The website is still available at its original address: info.cern.ch. It’s a simple text-based page with hyperlinks, exactly as it appeared in 1991. CERN has preserved it as a historical artifact, allowing people to see what the web looked like at its very beginning.
Tim Berners-Lee’s Vision
Berners-Lee created the World Wide Web to solve a problem: scientists at CERN needed an easy way to share information. He developed three fundamental technologies that are still the basis of the web today: HTML (HyperText Markup Language), HTTP (HyperText Transfer Protocol), and URLs (Uniform Resource Locators).

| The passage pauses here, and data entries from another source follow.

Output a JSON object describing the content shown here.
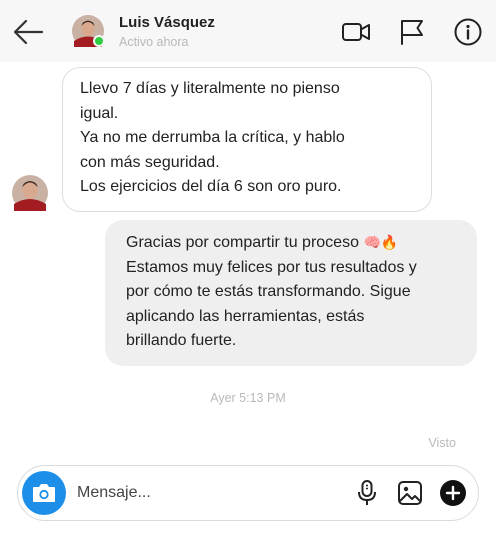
{
  "header": {
    "contact_name": "Luis Vásquez",
    "status": "Activo ahora",
    "online_color": "#2ecc40",
    "icons": [
      "back-arrow-icon",
      "video-camera-icon",
      "flag-icon",
      "info-icon"
    ]
  },
  "messages": {
    "incoming": {
      "lines": [
        "Llevo 7 días y literalmente no pienso",
        "igual.",
        "Ya no me derrumba la crítica, y hablo",
        "con más seguridad.",
        "Los ejercicios del día 6 son oro puro."
      ]
    },
    "outgoing": {
      "lines": [
        "Gracias por compartir tu proceso",
        "Estamos muy felices por tus resultados y",
        "por cómo te estás transformando. Sigue",
        "aplicando las herramientas, estás",
        "brillando fuerte."
      ],
      "emojis": [
        "🧠",
        "🔥"
      ]
    },
    "timestamp": "Ayer 5:13 PM",
    "seen_label": "Visto"
  },
  "composer": {
    "placeholder": "Mensaje...",
    "camera_color": "#1d8fe9",
    "icons": [
      "camera-icon",
      "microphone-icon",
      "gallery-icon",
      "plus-icon"
    ]
  }
}
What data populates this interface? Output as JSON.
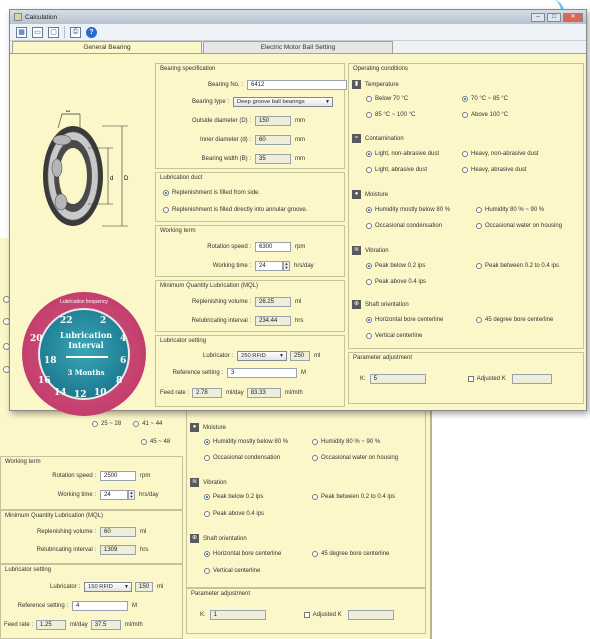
{
  "window": {
    "title": "Calculation"
  },
  "tabs": [
    "General Bearing",
    "Electric Motor Ball Setting"
  ],
  "bearing_spec": {
    "header": "Bearing specification",
    "bearing_no_label": "Bearing No. :",
    "bearing_no": "6412",
    "bearing_type_label": "Bearing type :",
    "bearing_type": "Deep groove ball bearings",
    "outside_label": "Outside diameter (D) :",
    "outside": "150",
    "inner_label": "Inner diameter (d) :",
    "inner": "60",
    "width_label": "Bearing width (B) :",
    "width": "35",
    "unit": "mm"
  },
  "drawing_labels": {
    "b": "B",
    "d_out": "D",
    "d_in": "d"
  },
  "lubrication_duct": {
    "header": "Lubrication duct",
    "opt1": "Replenishment is filled from side.",
    "opt2": "Replenishment is filled directly into annular groove."
  },
  "working_term": {
    "header": "Working term",
    "rotation_label": "Rotation speed :",
    "rotation": "6300",
    "rotation_unit": "rpm",
    "time_label": "Working time :",
    "time": "24",
    "time_unit": "hrs/day"
  },
  "mql": {
    "header": "Minimum Quantity Lubrication (MQL)",
    "replenish_label": "Replenishing volume :",
    "replenish": "26.25",
    "replenish_unit": "ml",
    "interval_label": "Relubricating interval :",
    "interval": "234.44",
    "interval_unit": "hrs"
  },
  "lubricator": {
    "header": "Lubricator setting",
    "lub_label": "Lubricator :",
    "lub": "250 RFID",
    "lub_size": "250",
    "lub_unit": "ml",
    "ref_label": "Reference setting :",
    "ref": "3",
    "ref_unit": "M",
    "feed_label": "Feed rate :",
    "feed_day": "2.78",
    "feed_day_unit": "ml/day",
    "feed_mth": "83.33",
    "feed_mth_unit": "ml/mth"
  },
  "operating": {
    "header": "Operating conditions",
    "temp": {
      "title": "Temperature",
      "o1": "Below 70 °C",
      "o2": "70 °C ~ 85 °C",
      "o3": "85 °C ~ 100 °C",
      "o4": "Above 100 °C"
    },
    "contam": {
      "title": "Contamination",
      "o1": "Light, non-abrasive dust",
      "o2": "Heavy, non-abrasive dust",
      "o3": "Light, abrasive dust",
      "o4": "Heavy, abrasive dust"
    },
    "moist": {
      "title": "Moisture",
      "o1": "Humidity mostly below 80 %",
      "o2": "Humidity 80 % ~ 90 %",
      "o3": "Occasional condensation",
      "o4": "Occasional water on housing"
    },
    "vib": {
      "title": "Vibration",
      "o1": "Peak below 0.2 ips",
      "o2": "Peak between 0.2 to 0.4 ips",
      "o3": "Peak above 0.4 ips"
    },
    "shaft": {
      "title": "Shaft orientation",
      "o1": "Horizontal bore centerline",
      "o2": "45 degree bore centerline",
      "o3": "Vertical centerline"
    }
  },
  "param": {
    "header": "Parameter adjustment",
    "k_label": "K:",
    "k": "5",
    "adj_label": "Adjusted K"
  },
  "dial": {
    "title": "Lubrication frequency",
    "line1": "Lubrication",
    "line2": "Interval",
    "months": "3 Months",
    "n22": "22",
    "n2": "2",
    "n20": "20",
    "n4": "4",
    "n18": "18",
    "n6": "6",
    "n16": "16",
    "n8": "8",
    "n14": "14",
    "n12": "12",
    "n10": "10"
  },
  "back": {
    "ranges": {
      "r1": "25 ~ 28",
      "r2": "41 ~ 44",
      "r3": "45 ~ 48"
    },
    "working_term": {
      "header": "Working term",
      "rotation_label": "Rotation speed :",
      "rotation": "2500",
      "rotation_unit": "rpm",
      "time_label": "Working time :",
      "time": "24",
      "time_unit": "hrs/day"
    },
    "mql": {
      "header": "Minimum Quantity Lubrication (MQL)",
      "replenish_label": "Replenishing volume :",
      "replenish": "60",
      "replenish_unit": "ml",
      "interval_label": "Relubricating interval :",
      "interval": "1309",
      "interval_unit": "hrs"
    },
    "lubricator": {
      "header": "Lubricator setting",
      "lub_label": "Lubricator :",
      "lub": "150 RFID",
      "lub_size": "150",
      "lub_unit": "ml",
      "ref_label": "Reference setting :",
      "ref": "4",
      "ref_unit": "M",
      "feed_label": "Feed rate :",
      "feed_day": "1.25",
      "feed_day_unit": "ml/day",
      "feed_mth": "37.5",
      "feed_mth_unit": "ml/mth"
    },
    "moist": {
      "title": "Moisture",
      "o1": "Humidity mostly below 80 %",
      "o2": "Humidity 80 % ~ 90 %",
      "o3": "Occasional condensation",
      "o4": "Occasional water on housing"
    },
    "vib": {
      "title": "Vibration",
      "o1": "Peak below 0.2 ips",
      "o2": "Peak between 0.2 to 0.4 ips",
      "o3": "Peak above 0.4 ips"
    },
    "shaft": {
      "title": "Shaft orientation",
      "o1": "Horizontal bore centerline",
      "o2": "45 degree bore centerline",
      "o3": "Vertical centerline"
    },
    "param": {
      "header": "Parameter adjustment",
      "k_label": "K:",
      "k": "1",
      "adj_label": "Adjusted K"
    }
  }
}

Unlike many inventors, Berners-Lee chose not to patent his invention. He made the web technologies freely available, which allowed the web to grow and evolve rapidly. This decision has had an incalculable impact on human civilization.
The Early Web
The first website was extremely simple by today’s standards – just text and links, no images, no styling, no interactive elements. But it demonstrated the core concept: linked documents that could be accessed from anywhere in the world.
In the early days, the web was used almost exclusively by academics and researchers. It wasn’t until the mid-1990s that the web began to be used commercially and by the general public. The introduction of graphical web browsers like Mosaic and Netscape Navigator made the web more accessible to non-technical users.
The Web’s Growth
From that single website in 1991, the web has grown to contain billions of pages. Today, there are over 1.8 billion websites, and the web has become essential infrastructure for modern society. It’s used for everything from commerce to education to entertainment to social connection.

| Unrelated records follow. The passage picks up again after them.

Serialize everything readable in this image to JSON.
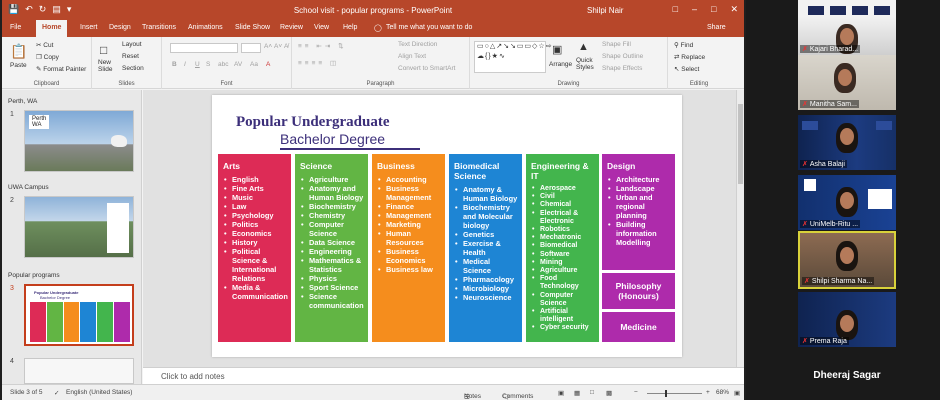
{
  "window": {
    "title": "School visit - popular programs  -  PowerPoint",
    "user": "Shilpi Nair",
    "qat_icons": [
      "save-icon",
      "undo-icon",
      "redo-icon",
      "present-icon"
    ],
    "controls": [
      "–",
      "□",
      "✕"
    ],
    "accent": "#b7472a"
  },
  "tabs": [
    "File",
    "Home",
    "Insert",
    "Design",
    "Transitions",
    "Animations",
    "Slide Show",
    "Review",
    "View",
    "Help"
  ],
  "tell_me": "Tell me what you want to do",
  "share": "Share",
  "ribbon": {
    "clipboard": {
      "paste": "Paste",
      "cut": "Cut",
      "copy": "Copy",
      "format_painter": "Format Painter",
      "label": "Clipboard"
    },
    "slides": {
      "new_slide": "New\nSlide",
      "layout": "Layout",
      "reset": "Reset",
      "section": "Section",
      "label": "Slides"
    },
    "font": {
      "label": "Font",
      "size_up": "A˄",
      "size_down": "A˅",
      "clear": "A̸",
      "bold": "B",
      "italic": "I",
      "underline": "U",
      "strike": "S",
      "abc": "abc",
      "spacing": "AV",
      "case": "Aa",
      "highlight": "A"
    },
    "paragraph": {
      "text_direction": "Text Direction",
      "align_text": "Align Text",
      "smartart": "Convert to SmartArt",
      "label": "Paragraph"
    },
    "drawing": {
      "shapes": "▭○△↗↘↘▭▭◇☆⇨☁{}★∿",
      "arrange": "Arrange",
      "quick_styles": "Quick\nStyles",
      "fill": "Shape Fill",
      "outline": "Shape Outline",
      "effects": "Shape Effects",
      "label": "Drawing"
    },
    "editing": {
      "find": "Find",
      "replace": "Replace",
      "select": "Select",
      "label": "Editing"
    }
  },
  "thumbnails": {
    "sections": [
      {
        "name": "Perth, WA",
        "slide_num": "1",
        "label": "Perth\nWA"
      },
      {
        "name": "UWA Campus",
        "slide_num": "2"
      },
      {
        "name": "Popular programs",
        "slide_num": "3",
        "t1": "Popular Undergraduate",
        "t2": "Bachelor Degree"
      },
      {
        "name": "",
        "slide_num": "4"
      }
    ]
  },
  "slide": {
    "title_line1": "Popular Undergraduate",
    "title_line2": "Bachelor Degree",
    "title_color": "#3c2f7a",
    "columns": [
      {
        "id": "arts",
        "heading": "Arts",
        "color": "#dd2b56",
        "items": [
          "English",
          "Fine Arts",
          "Music",
          "Law",
          "Psychology",
          "Politics",
          "Economics",
          "History",
          "Political Science & International Relations",
          "Media & Communication"
        ]
      },
      {
        "id": "science",
        "heading": "Science",
        "color": "#62b544",
        "items": [
          "Agriculture",
          "Anatomy and Human Biology",
          "Biochemistry",
          "Chemistry",
          "Computer Science",
          "Data Science",
          "Engineering",
          "Mathematics & Statistics",
          "Physics",
          "Sport Science",
          "Science communication"
        ]
      },
      {
        "id": "business",
        "heading": "Business",
        "color": "#f58d1d",
        "items": [
          "Accounting",
          "Business Management",
          "Finance",
          "Management",
          "Marketing",
          "Human Resources",
          "Business Economics",
          "Business law"
        ]
      },
      {
        "id": "biomed",
        "heading": "Biomedical Science",
        "color": "#1e85d4",
        "items": [
          "Anatomy & Human Biology",
          "Biochemistry and Molecular biology",
          "Genetics",
          "Exercise & Health",
          "Medical Science",
          "Pharmacology",
          "Microbiology",
          "Neuroscience"
        ]
      },
      {
        "id": "eng",
        "heading": "Engineering & IT",
        "color": "#43b54d",
        "items": [
          "Aerospace",
          "Civil",
          "Chemical",
          "Electrical & Electronic",
          "Robotics",
          "Mechatronic",
          "Biomedical",
          "Software",
          "Mining",
          "Agriculture",
          "Food Technology",
          "Computer Science",
          "Artificial intelligent",
          "Cyber security"
        ]
      },
      {
        "id": "design",
        "heading": "Design",
        "color": "#ae2bab",
        "items": [
          "Architecture",
          "Landscape",
          "Urban and regional planning",
          "Building information Modelling"
        ]
      }
    ],
    "extra_boxes": [
      {
        "id": "phil",
        "label": "Philosophy (Honours)"
      },
      {
        "id": "med",
        "label": "Medicine"
      }
    ]
  },
  "notes_placeholder": "Click to add notes",
  "status": {
    "slide": "Slide 3 of 5",
    "language": "English (United States)",
    "notes": "Notes",
    "comments": "Comments",
    "zoom": "68%",
    "zoom_value": 68
  },
  "participants": [
    {
      "name": "Kajari Bharad...",
      "muted": true
    },
    {
      "name": "Manitha Sam...",
      "muted": true
    },
    {
      "name": "Asha Balaji",
      "muted": true
    },
    {
      "name": "UniMelb-Ritu ...",
      "muted": true
    },
    {
      "name": "Shilpi Sharma Na...",
      "muted": true,
      "active": true
    },
    {
      "name": "Prema Raja",
      "muted": true
    },
    {
      "name": "Dheeraj Sagar",
      "video": false
    }
  ]
}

The web has fundamentally changed how we access information, communicate, work, shop, and entertain ourselves. It’s hard to imagine modern life without it, yet it’s only been around for about 30 years – a blink of an eye in human history.
Preserving Web History
CERN’s decision to preserve the first website is part of a larger effort to document the history of the web. The Internet Archive’s Wayback Machine has archived billions of web pages, allowing people to see how websites looked in the past.
These preservation efforts are important because the web is constantly changing. Most websites from the 1990s are long gone, their content lost forever. Preserving the first website helps us remember where the web came from and appreciate how far it’s come.
The fact that the first website is still online serves as a reminder of the web’s humble beginnings and the vision of its creator. It’s a testament to both the simplicity and power of the technologies that Tim Berners-Lee developed over three decades ago.